NeuroSense Reports Additional Positive Results from its ALS Phase 2b PARADIGM Trial
- Positive data from PARADIGM trial for PrimeC in ALS treatment
- Significant effects on quality of life, survival, and disease progression
- 53% reduction in ALS complications or death risk
- Statistically significant results in ALSFRS-R scale
- Neurofilament results expected in Q1, biomarkers in the first half of 2024
- None.
Insights
The recent findings from NeuroSense's Phase 2b PARADIGM trial present a significant advancement in the treatment of amyotrophic lateral sclerosis (ALS). The drug candidate, PrimeC, has shown a clinically meaningful effect on both quality of life and complication-free survival for ALS patients, which is a key concern for stakeholders given the debilitating nature of the disease. The improvement in complication-free survival, particularly the reduction in the risk of disease complications or death by up to 53%, is a substantial outcome.
From a medical research perspective, the positive data regarding PrimeC's impact on the ALS Functional Rating Scale-Revised (ALSFRS-R) and Slow Vital Capacity (SVC) suggest that the drug has the potential to alter the disease's trajectory. The ALSFRS-R is a critical measure of physical function in ALS patients and improvements in this metric can correspond to a slowed progression of the disease. The SVC measure, while not showing statistical significance, still indicates a possible trend towards respiratory function preservation. These results could lead to further research and development, potentially offering hope for better management of ALS symptoms and progression.

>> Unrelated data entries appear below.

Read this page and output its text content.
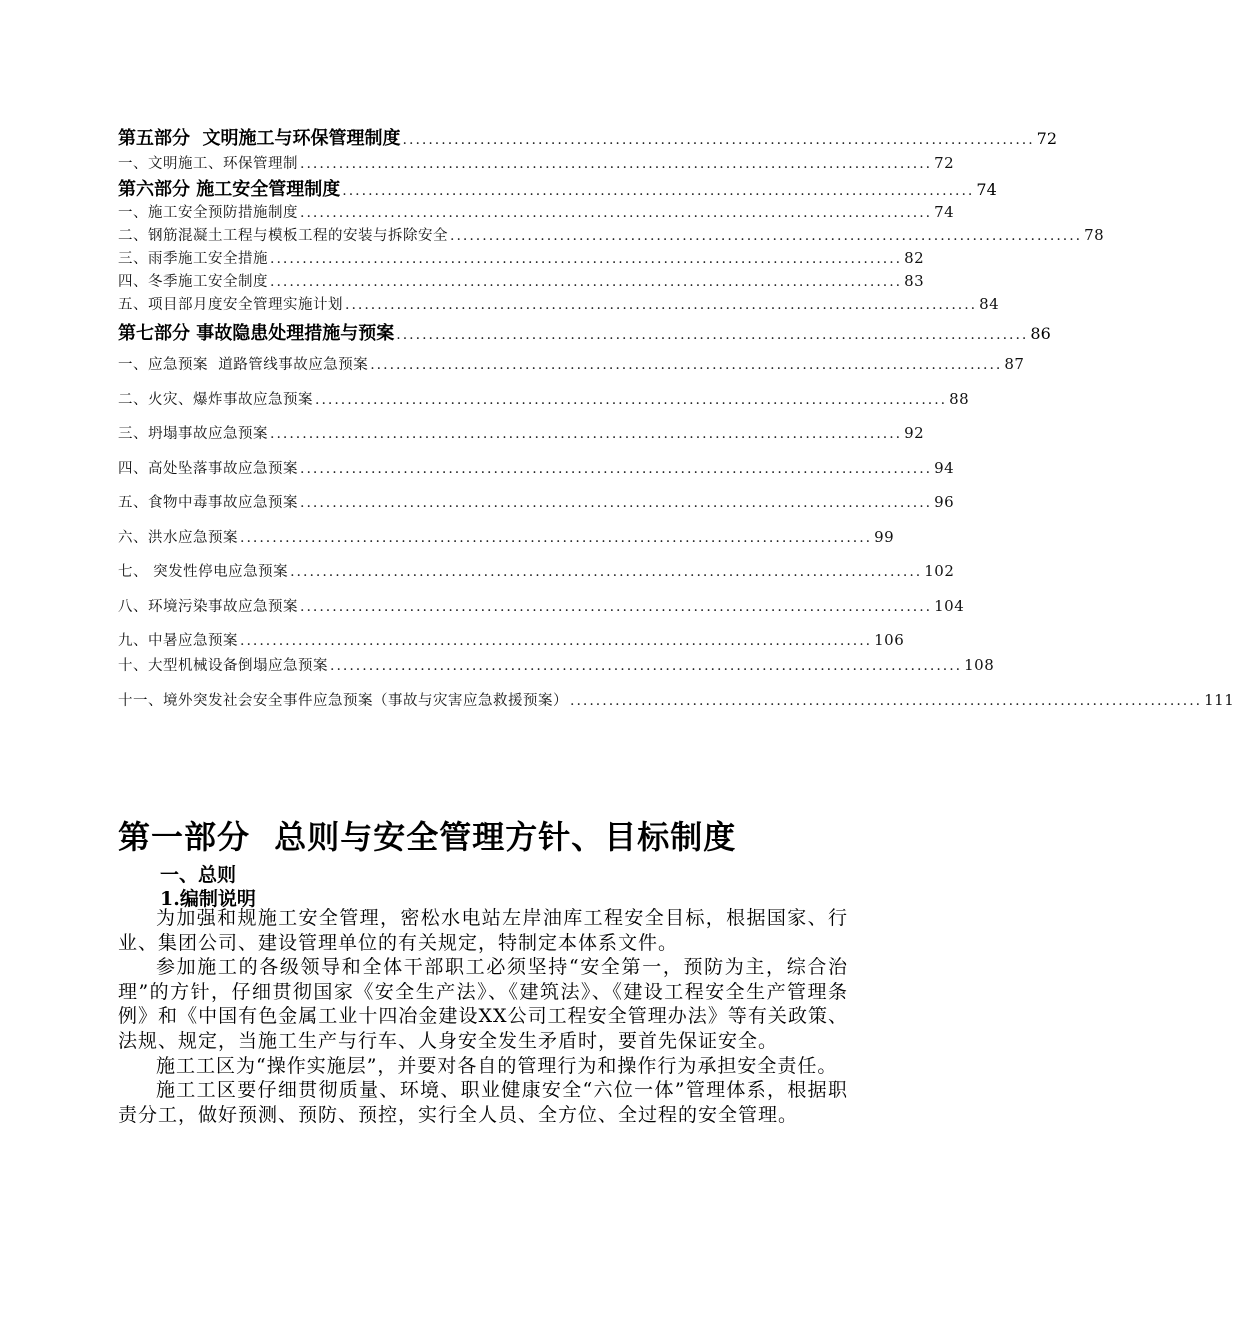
第五部分  文明施工与环保管理制度 .................................................................................................. 72
一、文明施工、环保管理制 .................................................................................................. 72
第六部分 施工安全管理制度 .................................................................................................. 74
一、施工安全预防措施制度 .................................................................................................. 74
二、钢筋混凝土工程与模板工程的安装与拆除安全 .................................................................................................. 78
三、雨季施工安全措施 .................................................................................................. 82
四、冬季施工安全制度 .................................................................................................. 83
五、项目部月度安全管理实施计划 .................................................................................................. 84
第七部分 事故隐患处理措施与预案 .................................................................................................. 86
一、应急预案  道路管线事故应急预案 .................................................................................................. 87
二、火灾、爆炸事故应急预案 .................................................................................................. 88
三、坍塌事故应急预案 .................................................................................................. 92
四、高处坠落事故应急预案 .................................................................................................. 94
五、食物中毒事故应急预案 .................................................................................................. 96
六、洪水应急预案 .................................................................................................. 99
七、 突发性停电应急预案 .................................................................................................. 102
八、环境污染事故应急预案 .................................................................................................. 104
九、中暑应急预案 .................................................................................................. 106
十、大型机械设备倒塌应急预案 .................................................................................................. 108
十一、境外突发社会安全事件应急预案（事故与灾害应急救援预案） .................................................................................................. 111
第一部分  总则与安全管理方针、目标制度
一、总则
1.编制说明

为加强和规施工安全管理，密松水电站左岸油库工程安全目标，根据国家、行业、集团公司、建设管理单位的有关规定，特制定本体系文件。

参加施工的各级领导和全体干部职工必须坚持“安全第一，预防为主，综合治理”的方针，仔细贯彻国家《安全生产法》、《建筑法》、《建设工程安全生产管理条例》和《中国有色金属工业十四冶金建设XX公司工程安全管理办法》等有关政策、法规、规定，当施工生产与行车、人身安全发生矛盾时，要首先保证安全。

施工工区为“操作实施层”，并要对各自的管理行为和操作行为承担安全责任。

施工工区要仔细贯彻质量、环境、职业健康安全“六位一体”管理体系，根据职责分工，做好预测、预防、预控，实行全人员、全方位、全过程的安全管理。
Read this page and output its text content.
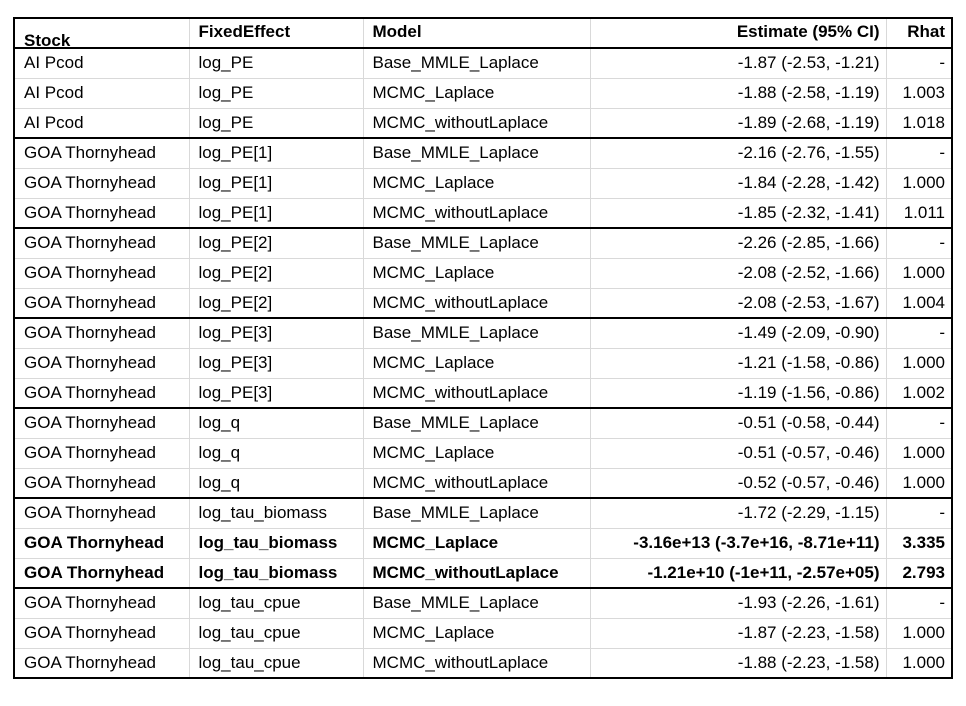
Stock	FixedEffect	Model	Estimate (95% CI)	Rhat

AI Pcod	log_PE	Base_MMLE_Laplace	-1.87 (-2.53, -1.21)	-
AI Pcod	log_PE	MCMC_Laplace	-1.88 (-2.58, -1.19)	1.003
AI Pcod	log_PE	MCMC_withoutLaplace	-1.89 (-2.68, -1.19)	1.018
GOA Thornyhead	log_PE[1]	Base_MMLE_Laplace	-2.16 (-2.76, -1.55)	-
GOA Thornyhead	log_PE[1]	MCMC_Laplace	-1.84 (-2.28, -1.42)	1.000
GOA Thornyhead	log_PE[1]	MCMC_withoutLaplace	-1.85 (-2.32, -1.41)	1.011
GOA Thornyhead	log_PE[2]	Base_MMLE_Laplace	-2.26 (-2.85, -1.66)	-
GOA Thornyhead	log_PE[2]	MCMC_Laplace	-2.08 (-2.52, -1.66)	1.000
GOA Thornyhead	log_PE[2]	MCMC_withoutLaplace	-2.08 (-2.53, -1.67)	1.004
GOA Thornyhead	log_PE[3]	Base_MMLE_Laplace	-1.49 (-2.09, -0.90)	-
GOA Thornyhead	log_PE[3]	MCMC_Laplace	-1.21 (-1.58, -0.86)	1.000
GOA Thornyhead	log_PE[3]	MCMC_withoutLaplace	-1.19 (-1.56, -0.86)	1.002
GOA Thornyhead	log_q	Base_MMLE_Laplace	-0.51 (-0.58, -0.44)	-
GOA Thornyhead	log_q	MCMC_Laplace	-0.51 (-0.57, -0.46)	1.000
GOA Thornyhead	log_q	MCMC_withoutLaplace	-0.52 (-0.57, -0.46)	1.000
GOA Thornyhead	log_tau_biomass	Base_MMLE_Laplace	-1.72 (-2.29, -1.15)	-
GOA Thornyhead	log_tau_biomass	MCMC_Laplace	-3.16e+13 (-3.7e+16, -8.71e+11)	3.335
GOA Thornyhead	log_tau_biomass	MCMC_withoutLaplace	-1.21e+10 (-1e+11, -2.57e+05)	2.793
GOA Thornyhead	log_tau_cpue	Base_MMLE_Laplace	-1.93 (-2.26, -1.61)	-
GOA Thornyhead	log_tau_cpue	MCMC_Laplace	-1.87 (-2.23, -1.58)	1.000
GOA Thornyhead	log_tau_cpue	MCMC_withoutLaplace	-1.88 (-2.23, -1.58)	1.000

The announcement by NeuroSense Therapeutics regarding their lead drug candidate, PrimeC, is likely to generate investor interest and impact the company's stock valuation. The market often reacts positively to successful clinical trial outcomes, particularly when they show potential for a breakthrough in treating diseases with unmet medical needs such as ALS. The statistically significant results in the ALSFRS-R and the robust safety profile established could position NeuroSense favorably in the eyes of investors and partners.
However, it is important to note that the trial is still at the Phase 2b stage and while the results are promising, the path to regulatory approval and commercialization includes further clinical trials, regulatory scrutiny and potential market competition. Investors should consider the risks and timelines associated with drug development in biotechnology. Long-term implications for stakeholders will depend on the drug's efficacy in larger clinical trials, its safety profile upon broader application and its ability to secure regulatory approval and market access.
The economic implications of a successful ALS treatment extend beyond the direct financial impact on NeuroSense Therapeutics. The potential reduction in healthcare costs associated with prolonged complication-free survival and improved quality of life for ALS patients could have a positive effect on the healthcare economy. If PrimeC is able to delay the progression of ALS, this could reduce the burden on healthcare systems and caregivers, leading to a reallocation of resources and potentially lower insurance premiums for treatments.
Furthermore, the development of effective ALS treatments could spur job creation in the biotech sector and related industries. It could also lead to increased investment in research and development, fostering innovation and economic growth. The societal benefits of improving the lives of individuals with ALS are substantial, potentially translating into broader economic benefits through improved productivity and reduced disability.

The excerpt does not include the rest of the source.